I HAVE reached an age when I know that the end of my earthly life is not far away. My body is weary, and I have overrun my biblically allotted span by several years, thanks to medical science: a renal transplant, and a heart pacemaker.
Yet where, like a condemned man knowing he is to be hanged at dawn, I once might have been terrified of the prospect of death being imminent, I now find my mind far more accepting of what will be. I have even found myself dozing in the afternoon, and wondering: “What if I don’t wake up?” It’s almost a soothing thought. I am astonished at how the human mind and spirit can adapt to evolving circumstances.
In old age, my mind has adjusted to facing the inevitable. I do not rage against the dying of the light, so why should others on my behalf? Scarce medical resources are far better used giving the young a future than the old a few more miserable months.

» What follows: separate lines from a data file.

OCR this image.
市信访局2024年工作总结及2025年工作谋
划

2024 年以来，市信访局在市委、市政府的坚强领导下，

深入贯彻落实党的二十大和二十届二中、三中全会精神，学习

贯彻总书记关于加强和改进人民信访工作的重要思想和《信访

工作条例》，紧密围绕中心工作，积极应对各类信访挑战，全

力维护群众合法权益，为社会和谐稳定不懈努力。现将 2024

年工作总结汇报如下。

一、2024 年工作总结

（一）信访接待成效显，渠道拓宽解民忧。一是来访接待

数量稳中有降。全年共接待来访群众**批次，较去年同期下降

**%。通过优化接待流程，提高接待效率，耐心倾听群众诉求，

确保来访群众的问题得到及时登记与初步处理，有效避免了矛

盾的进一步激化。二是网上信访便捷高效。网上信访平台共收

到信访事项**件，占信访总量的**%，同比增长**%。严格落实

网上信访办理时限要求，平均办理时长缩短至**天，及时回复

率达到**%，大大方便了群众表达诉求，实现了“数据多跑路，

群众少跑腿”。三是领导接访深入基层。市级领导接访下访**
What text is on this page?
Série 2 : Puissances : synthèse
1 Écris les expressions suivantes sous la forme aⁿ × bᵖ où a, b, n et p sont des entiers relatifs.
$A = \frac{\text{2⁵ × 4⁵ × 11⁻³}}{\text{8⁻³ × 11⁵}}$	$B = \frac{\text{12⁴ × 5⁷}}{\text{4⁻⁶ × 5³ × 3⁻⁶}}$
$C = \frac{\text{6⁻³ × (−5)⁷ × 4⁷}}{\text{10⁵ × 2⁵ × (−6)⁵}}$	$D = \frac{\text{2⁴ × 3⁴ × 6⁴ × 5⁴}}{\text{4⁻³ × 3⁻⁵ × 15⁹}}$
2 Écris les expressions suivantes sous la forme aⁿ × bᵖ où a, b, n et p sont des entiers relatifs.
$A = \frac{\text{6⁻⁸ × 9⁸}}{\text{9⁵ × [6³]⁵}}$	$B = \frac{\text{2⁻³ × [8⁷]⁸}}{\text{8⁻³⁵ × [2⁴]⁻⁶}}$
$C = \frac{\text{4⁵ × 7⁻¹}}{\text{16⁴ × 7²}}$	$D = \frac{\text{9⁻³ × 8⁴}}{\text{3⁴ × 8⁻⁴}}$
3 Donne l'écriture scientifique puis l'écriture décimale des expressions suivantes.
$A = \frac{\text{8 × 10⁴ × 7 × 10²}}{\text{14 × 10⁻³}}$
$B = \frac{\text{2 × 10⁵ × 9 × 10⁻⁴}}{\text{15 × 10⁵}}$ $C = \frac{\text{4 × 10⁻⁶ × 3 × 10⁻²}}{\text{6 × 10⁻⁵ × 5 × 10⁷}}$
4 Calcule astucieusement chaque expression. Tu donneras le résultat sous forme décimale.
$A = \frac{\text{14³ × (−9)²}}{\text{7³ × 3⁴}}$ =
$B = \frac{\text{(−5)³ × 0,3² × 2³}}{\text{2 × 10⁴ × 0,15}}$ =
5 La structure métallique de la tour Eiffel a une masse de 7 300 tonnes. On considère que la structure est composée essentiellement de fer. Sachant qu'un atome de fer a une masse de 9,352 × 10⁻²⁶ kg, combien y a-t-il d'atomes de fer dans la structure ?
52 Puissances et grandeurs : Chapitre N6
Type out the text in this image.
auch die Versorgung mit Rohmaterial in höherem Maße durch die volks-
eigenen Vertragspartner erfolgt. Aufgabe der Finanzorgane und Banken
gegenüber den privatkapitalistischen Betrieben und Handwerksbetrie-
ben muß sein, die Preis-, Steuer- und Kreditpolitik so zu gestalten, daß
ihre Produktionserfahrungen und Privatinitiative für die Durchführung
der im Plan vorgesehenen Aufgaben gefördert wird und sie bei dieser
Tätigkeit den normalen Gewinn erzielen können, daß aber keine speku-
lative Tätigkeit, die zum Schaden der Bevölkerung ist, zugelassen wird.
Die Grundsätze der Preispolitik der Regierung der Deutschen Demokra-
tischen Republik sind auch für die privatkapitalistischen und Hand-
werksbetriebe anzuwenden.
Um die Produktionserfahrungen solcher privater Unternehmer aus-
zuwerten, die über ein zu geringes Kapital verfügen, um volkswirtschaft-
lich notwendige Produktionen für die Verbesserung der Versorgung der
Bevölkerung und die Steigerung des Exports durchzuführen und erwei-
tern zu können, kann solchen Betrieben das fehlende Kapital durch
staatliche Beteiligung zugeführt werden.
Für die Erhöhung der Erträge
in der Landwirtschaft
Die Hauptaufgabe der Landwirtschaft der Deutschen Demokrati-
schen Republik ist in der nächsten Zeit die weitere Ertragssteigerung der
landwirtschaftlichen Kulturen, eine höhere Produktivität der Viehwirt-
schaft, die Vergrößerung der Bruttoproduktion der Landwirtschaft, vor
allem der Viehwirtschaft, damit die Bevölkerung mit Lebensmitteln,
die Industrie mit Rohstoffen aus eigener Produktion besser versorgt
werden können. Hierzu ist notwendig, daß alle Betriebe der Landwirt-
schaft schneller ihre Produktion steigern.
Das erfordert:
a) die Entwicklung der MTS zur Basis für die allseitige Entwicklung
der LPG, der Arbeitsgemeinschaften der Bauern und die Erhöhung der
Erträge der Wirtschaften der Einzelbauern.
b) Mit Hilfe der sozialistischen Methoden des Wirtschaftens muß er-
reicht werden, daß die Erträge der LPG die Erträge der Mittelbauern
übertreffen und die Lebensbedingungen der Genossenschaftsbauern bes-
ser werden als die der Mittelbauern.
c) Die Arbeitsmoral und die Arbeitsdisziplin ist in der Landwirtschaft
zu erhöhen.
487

Perhaps we should encourage more doctors simply to write “old age” on a death certificate whenever appropriate. To try and ascribe to a specific cause the peaceful and natural death of someone who has lived a long, full life is, in some ways, to deny that death is a natural event.
Death in a car crash, or the premature death of a child through illness or accident, is not the way things should be. To reach the end of a long life is. It is what was ordained from the beginning — literally, “according to thy word”.
Ted Harrison is an artist and writer.